In recent UK and US elections, YouGov has been using a technique called Multilevel Regression and Post-stratification (or 'MRP' for short) to produce estimates for small geographies. These include local authorities for the EU referendum, states and congressional districts in US elections, and parliamentary constituencies for UK elections.
The idea behind MRP is that we use the poll data from the preceding seven days to estimate a model that relates interview date, constituency, voter demographics, past voting behaviour, and other respondent profile variables to their current voting intentions. This model is then used to estimate the probability that a voter with specified characteristics will vote Conservative, Labour, or some other party. Using data from the UK Office of National Statistics, the British Election Study, and past election results, YouGov has estimated the number of each type of voter in each constituency. Combining the model probabilities and estimated census counts allows YouGov to produce estimates of the number of voters in each constituency intending to vote for a party. In 2017, when we applied this strategy to the UK general election, we correctly predicted 93% of individual seats as well as the overall hung parliament result.

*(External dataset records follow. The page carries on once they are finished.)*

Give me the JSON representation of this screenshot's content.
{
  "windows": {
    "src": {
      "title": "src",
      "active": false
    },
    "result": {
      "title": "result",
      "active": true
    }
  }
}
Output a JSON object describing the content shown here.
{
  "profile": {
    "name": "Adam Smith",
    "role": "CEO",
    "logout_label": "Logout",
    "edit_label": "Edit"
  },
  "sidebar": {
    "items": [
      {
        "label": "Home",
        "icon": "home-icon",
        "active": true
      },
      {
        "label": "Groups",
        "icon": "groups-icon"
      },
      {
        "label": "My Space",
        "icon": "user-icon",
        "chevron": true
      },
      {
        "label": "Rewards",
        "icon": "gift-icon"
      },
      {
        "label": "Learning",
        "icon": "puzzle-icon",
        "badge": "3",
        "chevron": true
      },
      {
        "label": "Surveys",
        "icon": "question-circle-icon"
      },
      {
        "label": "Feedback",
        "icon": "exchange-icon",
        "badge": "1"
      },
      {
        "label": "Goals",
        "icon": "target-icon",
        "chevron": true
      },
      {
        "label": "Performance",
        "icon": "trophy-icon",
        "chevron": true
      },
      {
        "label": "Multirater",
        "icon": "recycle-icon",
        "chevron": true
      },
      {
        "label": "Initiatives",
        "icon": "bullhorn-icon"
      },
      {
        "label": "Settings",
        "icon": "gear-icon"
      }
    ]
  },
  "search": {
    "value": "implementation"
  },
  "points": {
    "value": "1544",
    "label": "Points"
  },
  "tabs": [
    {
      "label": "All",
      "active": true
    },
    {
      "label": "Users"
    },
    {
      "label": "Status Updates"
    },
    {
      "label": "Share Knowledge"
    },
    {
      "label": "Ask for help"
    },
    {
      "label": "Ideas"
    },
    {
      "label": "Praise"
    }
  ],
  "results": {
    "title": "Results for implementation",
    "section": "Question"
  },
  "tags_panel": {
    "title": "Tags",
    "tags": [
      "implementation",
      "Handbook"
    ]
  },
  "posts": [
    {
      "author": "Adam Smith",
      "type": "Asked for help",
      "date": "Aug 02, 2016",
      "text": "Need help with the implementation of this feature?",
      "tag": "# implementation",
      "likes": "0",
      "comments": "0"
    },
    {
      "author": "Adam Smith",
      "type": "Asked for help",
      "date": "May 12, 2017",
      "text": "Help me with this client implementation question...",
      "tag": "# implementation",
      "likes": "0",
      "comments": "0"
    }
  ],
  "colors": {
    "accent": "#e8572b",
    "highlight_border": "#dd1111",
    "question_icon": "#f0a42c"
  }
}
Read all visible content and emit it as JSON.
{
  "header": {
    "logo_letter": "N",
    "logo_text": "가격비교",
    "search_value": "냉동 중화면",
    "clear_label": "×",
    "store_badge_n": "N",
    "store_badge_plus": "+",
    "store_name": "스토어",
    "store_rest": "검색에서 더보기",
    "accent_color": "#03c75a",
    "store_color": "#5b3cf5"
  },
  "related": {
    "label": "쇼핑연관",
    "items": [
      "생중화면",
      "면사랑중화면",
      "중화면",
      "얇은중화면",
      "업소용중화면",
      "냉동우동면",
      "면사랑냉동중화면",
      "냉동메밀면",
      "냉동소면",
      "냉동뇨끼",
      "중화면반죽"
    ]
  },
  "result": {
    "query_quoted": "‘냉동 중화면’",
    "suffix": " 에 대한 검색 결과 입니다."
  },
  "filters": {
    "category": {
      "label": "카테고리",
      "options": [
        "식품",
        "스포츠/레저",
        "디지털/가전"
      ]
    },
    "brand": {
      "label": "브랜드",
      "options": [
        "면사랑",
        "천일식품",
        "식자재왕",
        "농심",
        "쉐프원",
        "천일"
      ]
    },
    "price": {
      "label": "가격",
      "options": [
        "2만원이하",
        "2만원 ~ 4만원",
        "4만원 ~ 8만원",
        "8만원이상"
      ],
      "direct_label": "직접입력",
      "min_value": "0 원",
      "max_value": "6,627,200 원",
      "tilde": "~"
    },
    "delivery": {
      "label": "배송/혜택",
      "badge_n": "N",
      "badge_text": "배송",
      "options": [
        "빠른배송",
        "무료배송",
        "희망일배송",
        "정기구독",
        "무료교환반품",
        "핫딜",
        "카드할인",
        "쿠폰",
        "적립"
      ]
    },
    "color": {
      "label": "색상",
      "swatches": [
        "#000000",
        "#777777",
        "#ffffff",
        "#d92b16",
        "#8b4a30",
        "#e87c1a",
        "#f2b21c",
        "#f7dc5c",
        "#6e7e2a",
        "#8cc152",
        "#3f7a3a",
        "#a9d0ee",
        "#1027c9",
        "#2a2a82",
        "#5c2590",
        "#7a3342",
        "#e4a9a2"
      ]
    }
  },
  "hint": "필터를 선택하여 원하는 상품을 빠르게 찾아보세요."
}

Despite the strong performance of the method in the 2017 election, it is not magic and there are important limitations to keep in mind. First, we are reporting estimates of current voting intentions, not a forecast of how people will vote on 12 December. Panellists tell us how they intend to vote on 12 December, but they may change their minds and we do not attempt to quantify the probability that they will do so. Second, the samples in each constituency are too small to be reliable by themselves and are subject to more than just sampling error. To compensate for small sample sizes, our model looks for patterns in the data across constituencies. Our sample is large enough that we can identify patterns that occur across relatively small numbers of constituencies, but the largest model errors are likely to occur in constituencies with very atypical patterns of voting. Some examples of these are seats where there is a high profile independent candidate (e.g. Beaconsfield) or where there appears to be a new pattern of local competition in this election (e.g. Kensington).
For each constituency, we provide a vote estimate and a 95% confidence interval for each party. These are the model's best guess of what a large poll would show if it were conducted in that constituency during that time period. Readers should focus on the confidence intervals as giving a more reliable estimate of current voting intentions. But even these will not be right everywhere: 95% confidence with 632 seats means that we still expect the interval to miss the results in about 30 constituencies.
The model was developed primarily by Professor Ben Lauderdale of University College London in conjunction with Jack Blumenau (University College London), YouGov’s UK political team, and YouGov's Data Science team headed by Doug Rivers of Stanford University. The data are streamed directly from YouGov's survey system to its analytic database, Crunch. From there, the models are fit using Hamiltonian Monte Carlo with the open source software Stan. Stan was developed at Columbia University by Andrew Gelman and his colleagues, with support from YouGov and other organisations.